Outras pessoas pensam que há o risco de ficar paraplégico ou tetraplégico já que tal procedimento envolve a coluna vetebral e a medula nervosa. Esse risco é muito baixo, e por mais tentativas que o profissional precise fazer para concluir a anestesia esse risco de lesão nervosa direta segue sendo muito baixo.

Quando a pessoa recebe a anestesia espinhal, o tecido do sistema nervoso autônomo simpático, tecido este responsável por nos manter em função de luta ou fuga, também é anestesiado e disso decorre o risco do paciente ter uma queda de pressão arterial. Este evento entretanto sempre é considerado pelo médico anestesiologista antes de propor a anestesia. De tal modo o profesisonal já está preparado para usar drogas vasopressoras caso haja necessidade de corrigir a pressão arterial. Além disso, o profissional experiente é capaz de ajustar finamentea dose de anestésico para a cirurgia a ser realizada, de forma que  tal intercorrência não ocorra ou ocorra de maneira branda.

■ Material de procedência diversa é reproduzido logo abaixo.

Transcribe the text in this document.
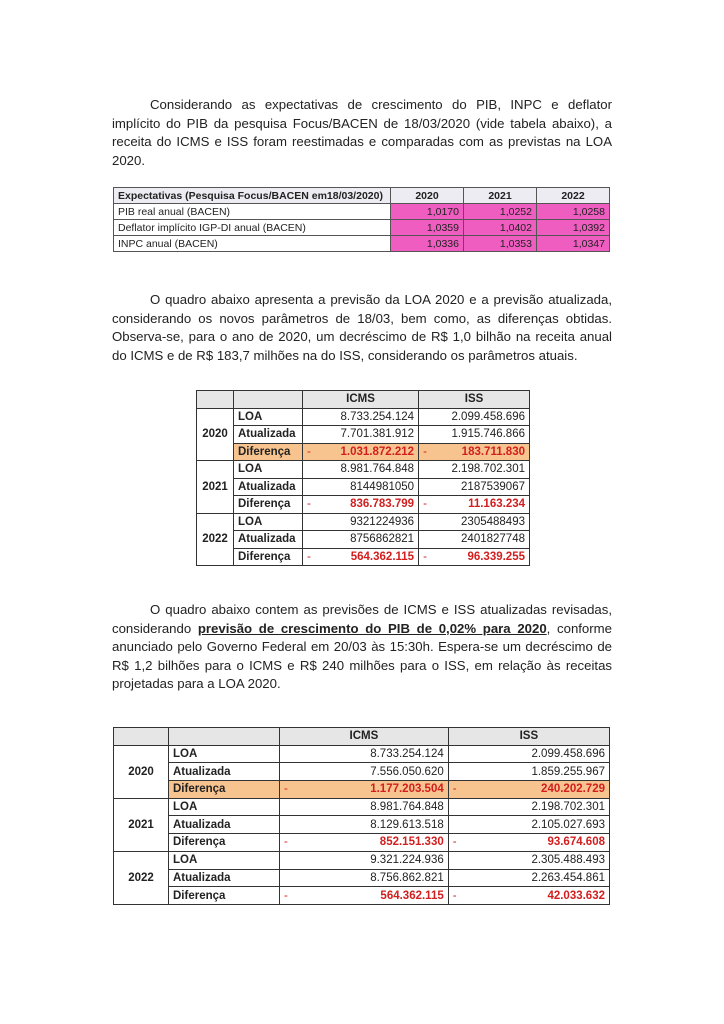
Considerando as expectativas de crescimento do PIB, INPC e deflator implícito do PIB da pesquisa Focus/BACEN de 18/03/2020 (vide tabela abaixo), a receita do ICMS e ISS foram reestimadas e comparadas com as previstas na LOA 2020.

Expectativas (Pesquisa Focus/BACEN em18/03/2020)	2020	2021	2022
PIB real anual (BACEN)	1,0170	1,0252	1,0258
Deflator implícito IGP-DI anual (BACEN)	1,0359	1,0402	1,0392
INPC anual (BACEN)	1,0336	1,0353	1,0347

O quadro abaixo apresenta a previsão da LOA 2020 e a previsão atualizada, considerando os novos parâmetros de 18/03, bem como, as diferenças obtidas. Observa-se, para o ano de 2020, um decréscimo de R$ 1,0 bilhão na receita anual do ICMS e de R$ 183,7 milhões na do ISS, considerando os parâmetros atuais.

		ICMS	ISS
2020	LOA	8.733.254.124	2.099.458.696
	Atualizada	7.701.381.912	1.915.746.866
	Diferença	- 1.031.872.212	- 183.711.830
2021	LOA	8.981.764.848	2.198.702.301
	Atualizada	8144981050	2187539067
	Diferença	- 836.783.799	- 11.163.234
2022	LOA	9321224936	2305488493
	Atualizada	8756862821	2401827748
	Diferença	- 564.362.115	- 96.339.255

O quadro abaixo contem as previsões de ICMS e ISS atualizadas revisadas, considerando previsão de crescimento do PIB de 0,02% para 2020, conforme anunciado pelo Governo Federal em 20/03 às 15:30h. Espera-se um decréscimo de R$ 1,2 bilhões para o ICMS e R$ 240 milhões para o ISS, em relação às receitas projetadas para a LOA 2020.

		ICMS	ISS
2020	LOA	8.733.254.124	2.099.458.696
	Atualizada	7.556.050.620	1.859.255.967
	Diferença	- 1.177.203.504	- 240.202.729
2021	LOA	8.981.764.848	2.198.702.301
	Atualizada	8.129.613.518	2.105.027.693
	Diferença	- 852.151.330	- 93.674.608
2022	LOA	9.321.224.936	2.305.488.493
	Atualizada	8.756.862.821	2.263.454.861
	Diferença	- 564.362.115	- 42.033.632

Assim, no caso de cirurgias que possam esperar – as chamadas cirurgias eletivas – é muito importante sempre consultar com um médico anestesiologista previamente. Através das informações coletadas nesta consulta será possível escolher a técnica anestésica mais adequada para a cirurgia proposta a cada paciente – mitigando riscos desnecessários e conferindo um maior sucesso e satisfação de nossos pacientes.


4. Quais os benefícios?

Os benefícios da anestesia espinhal são inúmeros. Sua versatilidade, baixa taxa de complicação, anestesia direta ao tecido medular e suas raízes nervosas, garantem tranquilidade ao paciente, ao médico anestesiologista e ao cirurgião – que ao operar encontrará um paciente com a musculatura relaxada, diminuindo sangramentos e outras complicações.

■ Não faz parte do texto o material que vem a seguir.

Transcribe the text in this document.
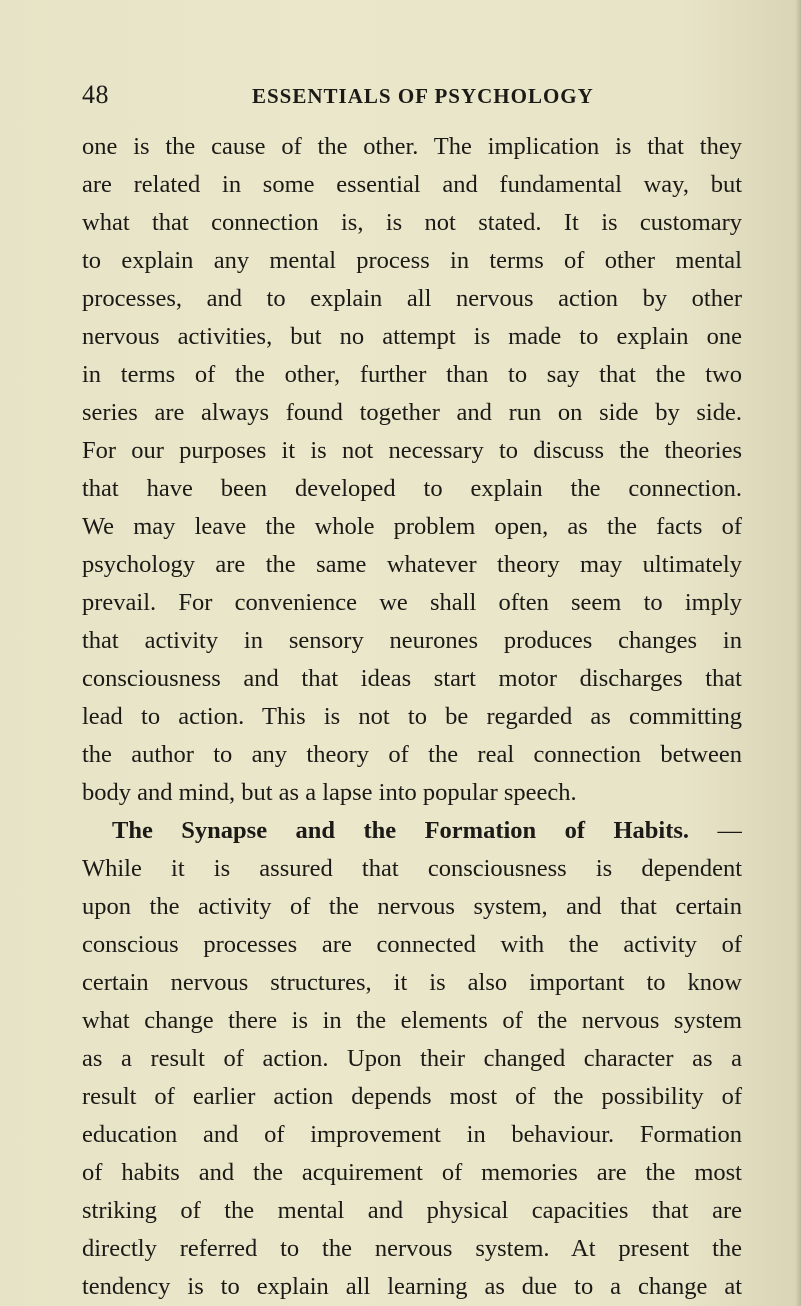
48	ESSENTIALS OF PSYCHOLOGY
one is the cause of the other. The implication is that they
are related in some essential and fundamental way, but
what that connection is, is not stated. It is customary
to explain any mental process in terms of other mental
processes, and to explain all nervous action by other
nervous activities, but no attempt is made to explain one
in terms of the other, further than to say that the two
series are always found together and run on side by side.
For our purposes it is not necessary to discuss the theories
that have been developed to explain the connection.
We may leave the whole problem open, as the facts of
psychology are the same whatever theory may ultimately
prevail. For convenience we shall often seem to imply
that activity in sensory neurones produces changes in
consciousness and that ideas start motor discharges that
lead to action. This is not to be regarded as committing
the author to any theory of the real connection between
body and mind, but as a lapse into popular speech.
The Synapse and the Formation of Habits. —
While it is assured that consciousness is dependent
upon the activity of the nervous system, and that certain
conscious processes are connected with the activity of
certain nervous structures, it is also important to know
what change there is in the elements of the nervous system
as a result of action. Upon their changed character as a
result of earlier action depends most of the possibility of
education and of improvement in behaviour. Formation
of habits and the acquirement of memories are the most
striking of the mental and physical capacities that are
directly referred to the nervous system. At present the
tendency is to explain all learning as due to a change at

Entre os pacientes percebemos na prática uma “preferência”  (com muitas aspas) pela anestesia geral do que pela raquianestesia, entretanto isso é consequência de uma grande confusão de conceitos. Os pacientes anseiam estar dormindo durante o procedimento, não querem estar conscientes do ato cirúrgico ou preocuoparem com tal ansiedade, e por isso muitas vezes demandam na consulta pré-anétesica pela “anestesia geral”.  A anestesia geral entretanto inibe quase todas as funções vitais do corpo, incluindo a respiratória. Sob anestesia geral o paciente precisará de suporte em ventilação mecânica por exemplo. Pelo fato da anestesia espinhal conferir anestesia e condição cirúrgica em segmentos específicos do corpo (e não no cérebro como um todo) menos intervenções médicas são necessárias. Sendo a questão da incosciência, do sono, ou da hipnose (termo técnico utilizado no mundo da anestesiologia) podendo ser garantida através da sedação, com doses muito menores de medicação. Assim, aliando a anestesia espinhal à sedação, o médico anestesiologista consegue satisfazer o desejo do paciente de não perceber o ato cirúrgico, sem expô-lo a riscos desnecessários. Recobrar a consciência de maneira plena implica em uma recuperação plena, e uma alta hospitalar mais breve também. 

Por fim, um grande benefício da anestesia espinhal é o controle da dor tanto no período intra-operatório quanto pós-operatório, conseguido de maneira mais completa quando comparado a anestésicos pela via endovenosa somente, por proporcionar bloqueio dos impulsos nervosos a nível medular.